25. They went on an official world tour
Seattle Pi reports that come August 1964, The Beatles were embarking on an official world tour, and Seattle was the third stop. They played for a crowd of 15,000 fans, where it was reported that girls outnumbered boys 20 to 1, and the music could barely be heard over the screaming. During their stay in Seattle, the Fab Four stayed at the Edgewater Hotel, where they famously went fishing from their room. The Los Angeles Times reports that most hotels in the Seattle area wouldn’t house the band “because they couldn’t protect them from their ever-present hysterial fans.”
Next: Here’s when Beatlemania peaked.
26. Beatlemania hit its peak as The Beatles grew up
In 1965, the band carried on recording music and touring. They embarked on their second U.S. tour, and The Guardian reports that Beatlemania was “hitting its peak” in America. The oldest member of the band, John Lennon, was just 25 at the time, but columnists wondered what The Beatles would do when they grew up. And “in a market driven by teenagers, the quartet were seen to be approaching their sell-by date.” It was also in 1965 that John became a licensed driver — though he was notoriously inattentive behind the wheel and rarely drove after passing the test.
Next: Their fans propelled them to the top of the charts.
27. The Beatles had many no. 1 singles and top-selling records
The Conversation reports that “Between the 1964 release of ‘I Want to Hold Your Hand’ on the Billboard Hot 100 and the Let it Be EP in 1970, the Lads from Liverpool had a Number One single for, on average, one out of every six weeks and a top-selling album every third week.” Fans propelled new releases to the top of the charts — but not just because of the way they sounded. “There’s a reason Beatlemania is typified by hordes of young women: The Beatles looked good,” The Conversation notes. “Although the fans may have drowned out the music with their shrieks, at least they still had a sight to behold.”
Next: Queen Elizabeth II gave the band this honor.
28. The Beatles became Members of the British Empire
The Telegraph reports that “The Fab Four were invested as Members of the British Empire in the Queen’s Birthday Honours in 1965, after topping record charts around the world.” When the band went to Buckingham Palace to accept the honor, police had to hold back fans at the palace gates. Interestingly enough, John Lennon later returned his medal, writing to the queen in 1969 that “I am returning my MBE as a protest against Britain’s involvement in the Nigeria-Biafra thing, against our support of America in Vietnam and against ‘Cold Turkey’ slipping down the charts. With Love, John Lennon.”
Next: These two members of the band were competitors and collaborators.

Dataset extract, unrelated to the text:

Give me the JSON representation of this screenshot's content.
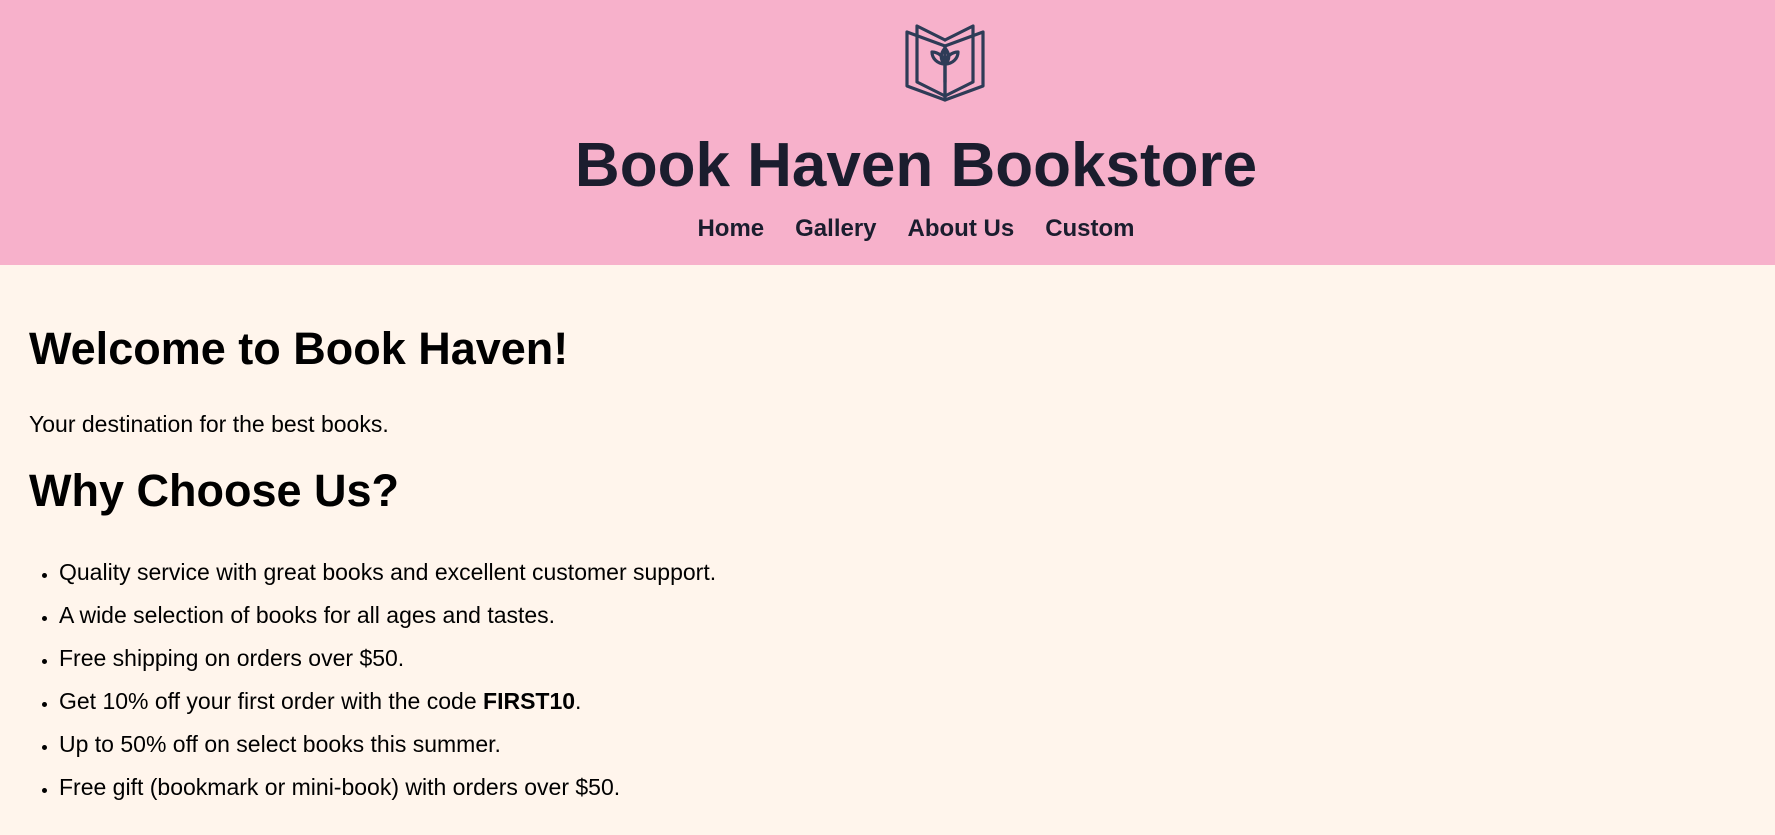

29. John Lennon and Paul McCartney were competitors and collaborators
The Atlantic reports that “the famous partnership of John Lennon and Paul McCartney demonstrates the brilliance of creative pairs.” In fact, “John and Paul were so obviously more creative as a pair than as individuals, even if at times they appeared to work in opposition to each other.” In December 1966, John wrote “Strawberry Fields Forever.” Paul responded by writing “Penny Lane.” As The Atlantic reports, ” This sort of call-and-response was no anomaly,” and the friendly competition between the duo “helped give birth to the two albums that represent the best of John and Paul’s work together: Sgt. Pepper’s Lonely Hearts Club Band and The White Album.”
Next: The band eventually broke up.
30. Nothing lasts forever, not even The Beatles
Neither Beatlemania nor even The Beatles could last forever. Rolling Stone reports, “The Beatles hadn’t just made music — they had made their times, as surely as any political force, and more beneficently than most. Why, then, did the Beatles walk away?” In the publication’s assessment, “As much as the Beatles may have loved their communion, the world around them loved it even more. That was the love that, more than anything, exalted the Beatles but also hemmed them in with one another, and they could not withstand it. John Lennon, in particular, felt he had to break that love, and Paul McCartney hated to see it torn asunder. Once it was done, though, it was done.”